Furthermore, expanding the research model is essential to capture more nuanced dynamics. Researchers could incorporate the two factors, Need of Information and Attitude to Information, which were missing from this research, and include additional aspects related to society, technology, and culture. Businesses are a key group to focus on, as they are both directly and indirectly influenced by the trend of voice-based information search. Research into how businesses utilize VAs to reach potential customers is an important aspect to consider.
Conclusions
This study contributes to the body of knowledge on artificial intelligence in e-commerce by identifying key informational factors that influence consumer purchase intentions when using voice assistants (VAs). The findings confirm that information quality and information credibility are strong positive predictors of perceived information usefulness. In turn, perceived usefulness directly and significantly impacts online purchase intentions, while information quality also exerts an indirect influence.
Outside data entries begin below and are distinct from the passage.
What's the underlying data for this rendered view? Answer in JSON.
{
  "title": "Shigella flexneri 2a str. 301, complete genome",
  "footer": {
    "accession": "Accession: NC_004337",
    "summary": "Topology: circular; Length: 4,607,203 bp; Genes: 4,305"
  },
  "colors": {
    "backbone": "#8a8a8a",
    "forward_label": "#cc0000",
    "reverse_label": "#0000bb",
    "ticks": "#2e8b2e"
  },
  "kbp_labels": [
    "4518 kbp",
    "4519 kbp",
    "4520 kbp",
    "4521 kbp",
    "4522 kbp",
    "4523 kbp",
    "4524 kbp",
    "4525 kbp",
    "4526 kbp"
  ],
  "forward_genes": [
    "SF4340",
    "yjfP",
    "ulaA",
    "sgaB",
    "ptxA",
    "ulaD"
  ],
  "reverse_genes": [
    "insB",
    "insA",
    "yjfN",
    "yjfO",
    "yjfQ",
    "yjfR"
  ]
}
A key implication of these results is the heightened importance of information integrity in audio-based interactions. The inherent nature of VAs delivering concise, audio-only information often while users are multitasking makes independent verification difficult. This context amplifies the role of information quality, positioning it as a major determinant of consumer choice and a critical factor for building user trust in VA-driven shopping environments.
The novelty of this research lies in its specific focus on the “information factor,” an aspect often overlooked in VA literature which has traditionally centered on broader constructions like trust or usability. By demonstrating that users are genuinely sensitive to the quality and credibility of the information presented during shopping tasks, this study serves as a precursor to a growing need for optimized and rigorously verified information within AI-powered recommendation systems.
Ultimately, this research underscores the transformative impact of VAs on the e-commerce landscape. As voice interactions become more prevalent, the emphasis shifts from visual merchandising to the strategic optimization of product information for audio delivery. This presents both a challenge and an opportunity for businesses, requiring them to adapt their strategies to effectively engage consumers in a voice-first ecosystem. The findings suggest that those who prioritize delivering high-quality, reliable, and useful information through VAs will be best positioned to succeed.